Il s'agit également de la réforme des licences et habilitations des agences de voyages. Le décret d'application de l'ordonnance doit lui aussi être publié dans l'année ; il vous appartiendra à ce moment-là de seconder étroitement les préfectures pour sa mise en oeuvre et d'informer les professionnels comme les habilités sur sa portée.

D'autres textes sont également en cours de préparation : conséquences de la réforme du permis d'aménager sur l'hôtellerie de plein air, définition des communes touristiques éligibles à une défiscalisation de certaines catégories d'hébergements touristiques en application de la loi sur le développement des territoires ruraux, réforme du régime des unités touristiques nouvelles en montagne.

Tous ces textes devront, le moment venu, être expliqués sur le terrain, ce sera aussi votre rôle. Vous aurez, là également, l'occasion de vous affirmer non seulement comme les porte-drapeaux mais surtout comme les experts du tourisme en région.

Je tiens à cet égard à saluer l'action de l'Inspection générale du Tourisme, qui dans l'esprit de la circulaire que j'ai signée, apporte son assistance aux DRT pour trouver leur juste place au sein des Préfectures de région.

Enfin, l'année 2006 sera celle du projet de service de la direction du tourisme. De quoi s'agit-il ? Tout simplement d'une réflexion collective permettant de déboucher sur des objectifs clairs, une stratégie définie, une organisation adaptée et un positionnement bien ciblé tant dans l'immense champ que constitue le tourisme que dans le paysage administratif interministériel.

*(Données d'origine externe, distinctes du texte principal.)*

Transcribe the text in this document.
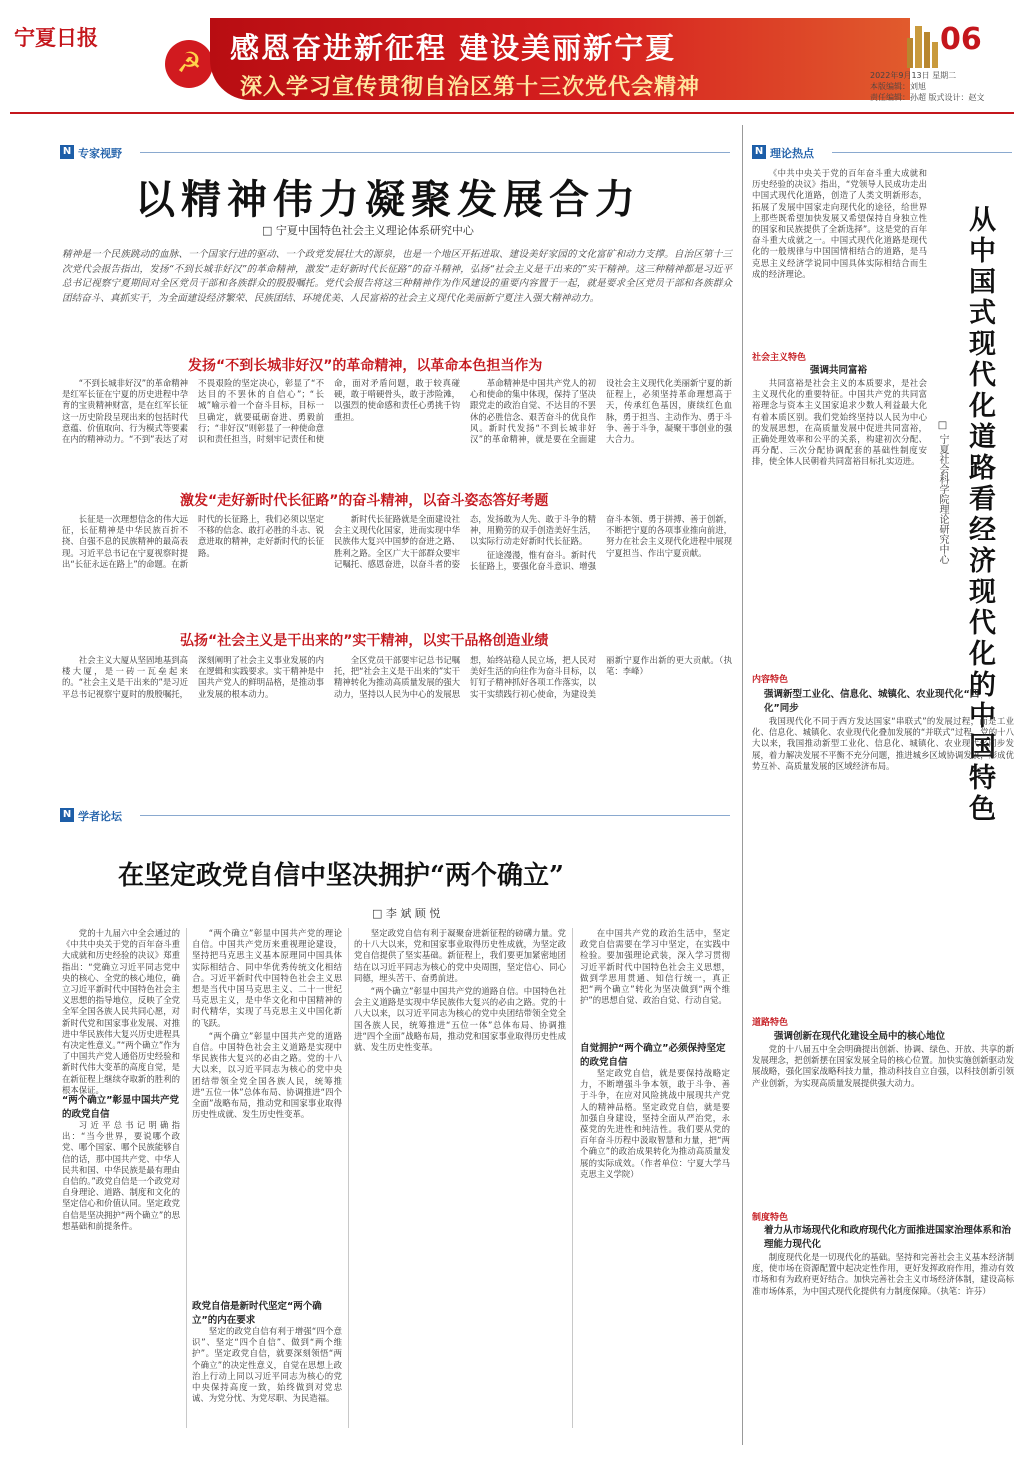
宁夏日报
☭ 感恩奋进新征程 建设美丽新宁夏
深入学习宣传贯彻自治区第十三次党代会精神
06
2022年9月13日 星期二
本版编辑：刘旭
责任编辑：孙超 版式设计：赵文
N 专家视野
以精神伟力凝聚发展合力
□ 宁夏中国特色社会主义理论体系研究中心
精神是一个民族跳动的血脉、一个国家行进的驱动、一个政党发展壮大的源泉，也是一个地区开拓进取、建设美好家园的文化富矿和动力支撑。自治区第十三次党代会报告指出，发扬“不到长城非好汉”的革命精神，激发“走好新时代长征路”的奋斗精神，弘扬“社会主义是干出来的”实干精神。这三种精神都是习近平总书记视察宁夏期间对全区党员干部和各族群众的殷殷嘱托。党代会报告将这三种精神作为作风建设的重要内容置于一起，就是要求全区党员干部和各族群众团结奋斗、真抓实干，为全面建设经济繁荣、民族团结、环境优美、人民富裕的社会主义现代化美丽新宁夏注入强大精神动力。
发扬“不到长城非好汉”的革命精神，以革命本色担当作为

“不到长城非好汉”的革命精神是红军长征在宁夏的历史进程中孕育的宝贵精神财富，是在红军长征这一历史阶段呈现出来的包括时代意蕴、价值取向、行为模式等要素在内的精神动力。“不到”表达了对不畏艰险的坚定决心，彰显了“不达目的不罢休的自信心”；“长城”喻示着一个奋斗目标，目标一旦确定，就要砥砺奋进、勇毅前行；“非好汉”则彰显了一种使命意识和责任担当，时刻牢记责任和使命，面对矛盾问题，敢于较真碰硬，敢于啃硬骨头，敢于涉险滩，以强烈的使命感和责任心勇挑千钧重担。

革命精神是中国共产党人的初心和使命的集中体现，保持了坚决跟党走的政治自觉、不达目的不罢休的必胜信念、艰苦奋斗的优良作风。新时代发扬“不到长城非好汉”的革命精神，就是要在全面建设社会主义现代化美丽新宁夏的新征程上，必须坚持革命理想高于天，传承红色基因，赓续红色血脉，勇于担当、主动作为、勇于斗争、善于斗争，凝聚干事创业的强大合力。

激发“走好新时代长征路”的奋斗精神，以奋斗姿态答好考题

长征是一次理想信念的伟大远征，长征精神是中华民族百折不挠、自强不息的民族精神的最高表现。习近平总书记在宁夏视察时提出“长征永远在路上”的命题。在新时代的长征路上，我们必须以坚定不移的信念、敢打必胜的斗志、锐意进取的精神，走好新时代的长征路。

新时代长征路就是全面建设社会主义现代化国家，进而实现中华民族伟大复兴中国梦的奋进之路、胜利之路。全区广大干部群众要牢记嘱托、感恩奋进，以奋斗者的姿态，发扬敢为人先、敢于斗争的精神，用勤劳的双手创造美好生活，以实际行动走好新时代长征路。

征途漫漫，惟有奋斗。新时代长征路上，要强化奋斗意识、增强奋斗本领、勇于拼搏、善于创新，不断把宁夏的各项事业推向前进，努力在社会主义现代化进程中展现宁夏担当、作出宁夏贡献。

弘扬“社会主义是干出来的”实干精神，以实干品格创造业绩

社会主义大厦从坚固地基到高楼大厦，是一砖一瓦垒起来的。“社会主义是干出来的”是习近平总书记视察宁夏时的殷殷嘱托，深刻阐明了社会主义事业发展的内在逻辑和实践要求。实干精神是中国共产党人的鲜明品格，是推动事业发展的根本动力。

全区党员干部要牢记总书记嘱托，把“社会主义是干出来的”实干精神转化为推动高质量发展的强大动力，坚持以人民为中心的发展思想，始终站稳人民立场，把人民对美好生活的向往作为奋斗目标，以钉钉子精神抓好各项工作落实，以实干实绩践行初心使命，为建设美丽新宁夏作出新的更大贡献。（执笔：李峰）

N 学者论坛
在坚定政党自信中坚决拥护“两个确立”
□ 李 斌 顾 悦

党的十九届六中全会通过的《中共中央关于党的百年奋斗重大成就和历史经验的决议》郑重指出：“党确立习近平同志党中央的核心、全党的核心地位，确立习近平新时代中国特色社会主义思想的指导地位，反映了全党全军全国各族人民共同心愿，对新时代党和国家事业发展、对推进中华民族伟大复兴历史进程具有决定性意义。”“两个确立”作为了中国共产党人通俗历史经验和新时代伟大变革的高度自觉，是在新征程上继续夺取新的胜利的根本保证。

“两个确立”彰显中国共产党的政党自信

习近平总书记明确指出：“当今世界，要说哪个政党、哪个国家、哪个民族能够自信的话，那中国共产党、中华人民共和国、中华民族是最有理由自信的。”政党自信是一个政党对自身理论、道路、制度和文化的坚定信心和价值认同。坚定政党自信是坚决拥护“两个确立”的思想基础和前提条件。

“两个确立”彰显中国共产党的理论自信。中国共产党历来重视理论建设，坚持把马克思主义基本原理同中国具体实际相结合、同中华优秀传统文化相结合。习近平新时代中国特色社会主义思想是当代中国马克思主义、二十一世纪马克思主义，是中华文化和中国精神的时代精华，实现了马克思主义中国化新的飞跃。

“两个确立”彰显中国共产党的道路自信。中国特色社会主义道路是实现中华民族伟大复兴的必由之路。党的十八大以来，以习近平同志为核心的党中央团结带领全党全国各族人民，统筹推进“五位一体”总体布局、协调推进“四个全面”战略布局，推动党和国家事业取得历史性成就、发生历史性变革。

政党自信是新时代坚定“两个确立”的内在要求

坚定的政党自信有利于增强“四个意识”、坚定“四个自信”、做到“两个维护”。坚定政党自信，就要深刻领悟“两个确立”的决定性意义，自觉在思想上政治上行动上同以习近平同志为核心的党中央保持高度一致，始终做到对党忠诚、为党分忧、为党尽职、为民造福。

坚定政党自信有利于凝聚奋进新征程的磅礴力量。党的十八大以来，党和国家事业取得历史性成就，为坚定政党自信提供了坚实基础。新征程上，我们要更加紧密地团结在以习近平同志为核心的党中央周围，坚定信心、同心同德，埋头苦干、奋勇前进。

“两个确立”彰显中国共产党的道路自信。中国特色社会主义道路是实现中华民族伟大复兴的必由之路。党的十八大以来，以习近平同志为核心的党中央团结带领全党全国各族人民，统筹推进“五位一体”总体布局、协调推进“四个全面”战略布局，推动党和国家事业取得历史性成就、发生历史性变革。	自觉拥护“两个确立”必须保持坚定的政党自信

在中国共产党的政治生活中，坚定政党自信需要在学习中坚定，在实践中检验。要加强理论武装，深入学习贯彻习近平新时代中国特色社会主义思想，做到学思用贯通、知信行统一，真正把“两个确立”转化为坚决做到“两个维护”的思想自觉、政治自觉、行动自觉。

坚定政党自信，就是要保持战略定力，不断增强斗争本领，敢于斗争、善于斗争，在应对风险挑战中展现共产党人的精神品格。坚定政党自信，就是要加强自身建设，坚持全面从严治党，永葆党的先进性和纯洁性。我们要从党的百年奋斗历程中汲取智慧和力量，把“两个确立”的政治成果转化为推动高质量发展的实际成效。（作者单位：宁夏大学马克思主义学院）

N 理论热点
从中国式现代化道路看经济现代化的中国特色
□ 宁夏社会科学院理论研究中心

《中共中央关于党的百年奋斗重大成就和历史经验的决议》指出，“党领导人民成功走出中国式现代化道路，创造了人类文明新形态，拓展了发展中国家走向现代化的途径，给世界上那些既希望加快发展又希望保持自身独立性的国家和民族提供了全新选择”。这是党的百年奋斗重大成就之一。中国式现代化道路是现代化的一般规律与中国国情相结合的道路，是马克思主义经济学说同中国具体实际相结合而生成的经济理论。

社会主义特色
强调共同富裕

共同富裕是社会主义的本质要求，是社会主义现代化的重要特征。中国共产党的共同富裕理念与资本主义国家追求少数人利益最大化有着本质区别。我们党始终坚持以人民为中心的发展思想，在高质量发展中促进共同富裕，正确处理效率和公平的关系，构建初次分配、再分配、三次分配协调配套的基础性制度安排，使全体人民朝着共同富裕目标扎实迈进。

内容特色
强调新型工业化、信息化、城镇化、农业现代化“四化”同步

我国现代化不同于西方发达国家“串联式”的发展过程，而是工业化、信息化、城镇化、农业现代化叠加发展的“并联式”过程。党的十八大以来，我国推动新型工业化、信息化、城镇化、农业现代化同步发展，着力解决发展不平衡不充分问题，推进城乡区域协调发展，形成优势互补、高质量发展的区域经济布局。

道路特色
强调创新在现代化建设全局中的核心地位

党的十八届五中全会明确提出创新、协调、绿色、开放、共享的新发展理念，把创新摆在国家发展全局的核心位置。加快实施创新驱动发展战略，强化国家战略科技力量，推动科技自立自强，以科技创新引领产业创新，为实现高质量发展提供强大动力。

制度特色
着力从市场现代化和政府现代化方面推进国家治理体系和治理能力现代化

制度现代化是一切现代化的基础。坚持和完善社会主义基本经济制度，使市场在资源配置中起决定性作用，更好发挥政府作用，推动有效市场和有为政府更好结合。加快完善社会主义市场经济体制，建设高标准市场体系，为中国式现代化提供有力制度保障。（执笔：许芬）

Comme vous le voyez, il s'agira d'un projet ambitieux qui va réclamer à la fois un effort d'imagination et un grand professionnalisme dans sa conduite. Vous y serez bien évidemment associés. Je souhaite que ce projet de service vous permette également de disposer de repères clairs sur votre rôle, vos missions et votre positionnement inter institutionnel.

Voilà, Mesdames et Messieurs les DRT, les indications qu'il m'a paru utiles de vous transmettre à l'aube de cette nouvelle année. Puisque la période des interrogations et des incertitudes concernant votre statut est définitivement close, c'est une année d'actions et de mobilisation qui s'ouvre devant nous.

Chacun doit y prendre sa part et je sais que je peux compter sur vous pour ce faire. Je vous remercie.